As multi-robot systems continue to advance and become integral to various applications, managing conflicts and ensuring secure access control are critical challenges that need to be addressed. Access control is essential in multi-robot systems to ensure secure and authorized interactions among robots, protect sensitive data, and prevent unauthorized access to resources. This paper presents a novel framework for customizable conflict resolution and attribute-based access control in multi-robot systems for ROS 2 leveraging the Hyperledger Fabric blockchain. We introduce an attribute-based access control (ABAC) Fabric-ROS 2 bridge to enable secure communication and control between users and robots. By defining conflict resolution policies based on task priorities, robot capabilities, and user-defined constraints, our framework offers a flexible way to resolve conflicts. Additionally, it incorporates attribute-based access control, granting access rights based on user and robot attributes. ABAC offers a modular approach to control access compared to existing access control approaches in ROS 2, such as SROS2. Through this framework, multi-robot systems can be managed efficiently, securely, and adaptably, ensuring controlled access to resources and managing conflicts. Our experimental evaluation shows that our framework marginally improves latency and throughput over exiting Fabric and ROS 2 integration solutions. At higher network load, it is the only solution to operate reliably without a diverging transaction commitment latency. We also demonstrate how conflicts arising from simultaneous control or a robot by two users are resolved in real-time and motion distortion is effectively eliminated.

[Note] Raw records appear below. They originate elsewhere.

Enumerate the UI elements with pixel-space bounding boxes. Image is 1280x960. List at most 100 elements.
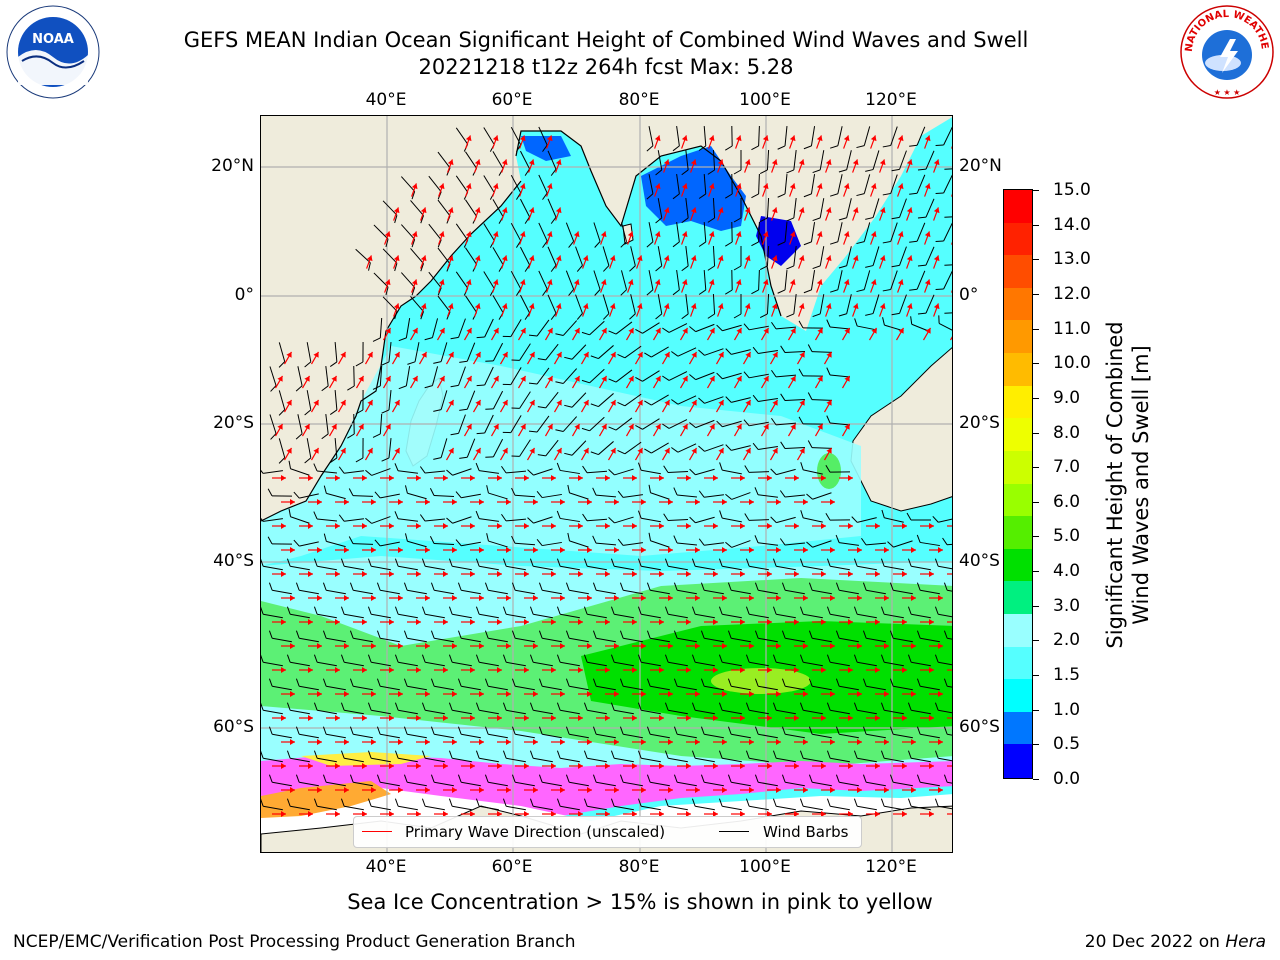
wave-direction-arrow [634, 351, 644, 365]
wind-barb [700, 678, 724, 691]
chart-title: GEFS MEAN Indian Ocean Significant Heigh… [183, 28, 1029, 52]
wave-direction-arrow [659, 739, 673, 745]
wind-barb [700, 774, 724, 787]
wind-barb [564, 392, 587, 408]
wind-barb [942, 537, 952, 546]
wave-direction-arrow [947, 669, 952, 671]
wind-barb [355, 437, 364, 463]
wave-direction-arrow [866, 523, 880, 529]
wave-direction-arrow [497, 787, 511, 793]
wind-barb [484, 726, 508, 739]
wind-barb [759, 293, 770, 319]
wind-barb [564, 440, 587, 456]
wind-barb [556, 606, 580, 619]
wave-direction-arrow [461, 523, 475, 529]
wave-direction-arrow [731, 811, 745, 817]
wind-barb [349, 726, 373, 739]
wave-direction-arrow [825, 303, 832, 317]
wind-barb [617, 393, 642, 407]
lon-tick-bottom: 60°E [491, 857, 533, 877]
wave-direction-arrow [438, 231, 445, 245]
wave-direction-arrow [569, 523, 583, 529]
wind-barb [536, 490, 562, 499]
wave-direction-arrow [650, 571, 664, 577]
wave-direction-arrow [544, 375, 554, 389]
wind-barb [502, 415, 522, 434]
wind-barb [916, 534, 940, 547]
wind-barb [511, 487, 536, 498]
wind-barb [934, 558, 952, 571]
wind-barb [673, 774, 697, 787]
wave-direction-arrow [438, 279, 445, 293]
wind-barb [646, 270, 654, 296]
wind-barb [511, 535, 536, 546]
wave-direction-arrow [542, 763, 556, 769]
wave-direction-arrow [654, 279, 661, 293]
wave-direction-arrow [353, 571, 367, 577]
wave-direction-arrow [893, 619, 907, 625]
wave-direction-arrow [787, 423, 797, 437]
wave-direction-arrow [416, 499, 430, 505]
colorbar-label-line2: Wind Waves and Swell [m] [1129, 345, 1153, 625]
wave-direction-arrow [609, 303, 616, 317]
wind-barb [943, 630, 952, 643]
wind-barb [862, 582, 886, 595]
wave-direction-arrow [596, 667, 610, 673]
wave-direction-arrow [623, 715, 637, 721]
wave-direction-arrow [663, 207, 670, 221]
wave-direction-arrow [733, 423, 743, 437]
wave-direction-arrow [461, 811, 475, 817]
wind-barb [620, 270, 628, 296]
wave-direction-arrow [731, 667, 745, 673]
wave-direction-arrow [569, 811, 583, 817]
wind-barb [727, 726, 751, 739]
wind-barb [261, 606, 283, 619]
wave-direction-arrow [848, 787, 862, 793]
wind-barb [719, 462, 742, 475]
wind-barb [286, 702, 310, 715]
wave-direction-arrow [569, 475, 583, 481]
wave-direction-arrow [573, 279, 580, 293]
wave-direction-arrow [389, 787, 403, 793]
wave-direction-arrow [553, 447, 563, 461]
wave-direction-arrow [929, 643, 943, 649]
wind-barb [403, 774, 427, 787]
wind-barb [529, 702, 553, 715]
wind-barb [718, 702, 742, 715]
colorbar-tick-label: 2.0 [1053, 630, 1081, 651]
wind-barb [880, 798, 904, 811]
wave-direction-arrow [299, 667, 313, 673]
wave-direction-arrow [744, 159, 751, 173]
wind-barb [293, 539, 319, 547]
wave-direction-arrow [420, 207, 427, 221]
wave-direction-arrow [492, 135, 499, 149]
wave-direction-arrow [409, 375, 419, 389]
wind-barb [421, 798, 445, 811]
wave-direction-arrow [411, 183, 418, 197]
wave-direction-arrow [816, 279, 823, 293]
wind-barb [268, 678, 292, 691]
wave-direction-arrow [686, 595, 700, 601]
wind-barb [882, 270, 898, 292]
wave-direction-arrow [771, 303, 778, 317]
wave-direction-arrow [902, 787, 916, 793]
wind-barb [565, 678, 589, 691]
wind-barb [909, 222, 926, 243]
wave-direction-arrow [848, 691, 862, 697]
wind-barb [826, 415, 850, 426]
wave-direction-arrow [578, 547, 592, 553]
wind-barb [446, 468, 472, 476]
wind-barb [448, 606, 472, 619]
wind-barb [673, 630, 697, 643]
wave-direction-arrow [841, 327, 851, 341]
wave-direction-arrow [353, 811, 367, 817]
wind-barb [856, 126, 871, 149]
wind-barb [807, 344, 833, 353]
wave-direction-arrow [661, 399, 671, 413]
wind-barb [934, 702, 952, 715]
wave-direction-arrow [798, 303, 805, 317]
wind-barb [772, 654, 796, 667]
wind-barb [608, 369, 633, 383]
colorbar-tick [1033, 259, 1039, 261]
wave-direction-arrow [353, 619, 367, 625]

翻译：随着多机器人系统不断进步并成为各应用领域不可或缺的组成部分，管理冲突并确保安全访问控制成为亟待解决的关键挑战。访问控制对于多机器人系统至关重要，它可确保机器人之间的安全授权交互、保护敏感数据并防止未经授权访问资源。本文提出一种新颖的框架，用于在基于Hyperledger Fabric区块链的ROS 2多机器人系统中实现可定制的冲突解决与基于属性的访问控制。我们引入了一个基于属性的访问控制(ABAC) Fabric-ROS 2桥接器，以实现用户与机器人之间的安全通信与控制。通过基于任务优先级、机器人能力及用户自定义约束定义冲突解决策略，该框架提供了灵活的冲突解决方式。此外，它融合了基于属性的访问控制，根据用户和机器人属性授予访问权限。与ROS 2中现有访问控制方法（如SROS2）相比，ABAC提供了一种模块化的访问控制方式。通过该框架，多机器人系统可实现高效、安全且自适应的管理，确保对资源的可控访问并协调冲突。实验评估表明，相较于现有的Fabric与ROS 2集成方案，本框架在延迟和吞吐量方面略有提升。在较高网络负载下，它是唯一能在不出现发散的交易提交延迟的情况下稳定运行的解决方案。我们还演示了当两个用户同时控制同一机器人时，框架如何实时解决冲突并有效消除运动畸变。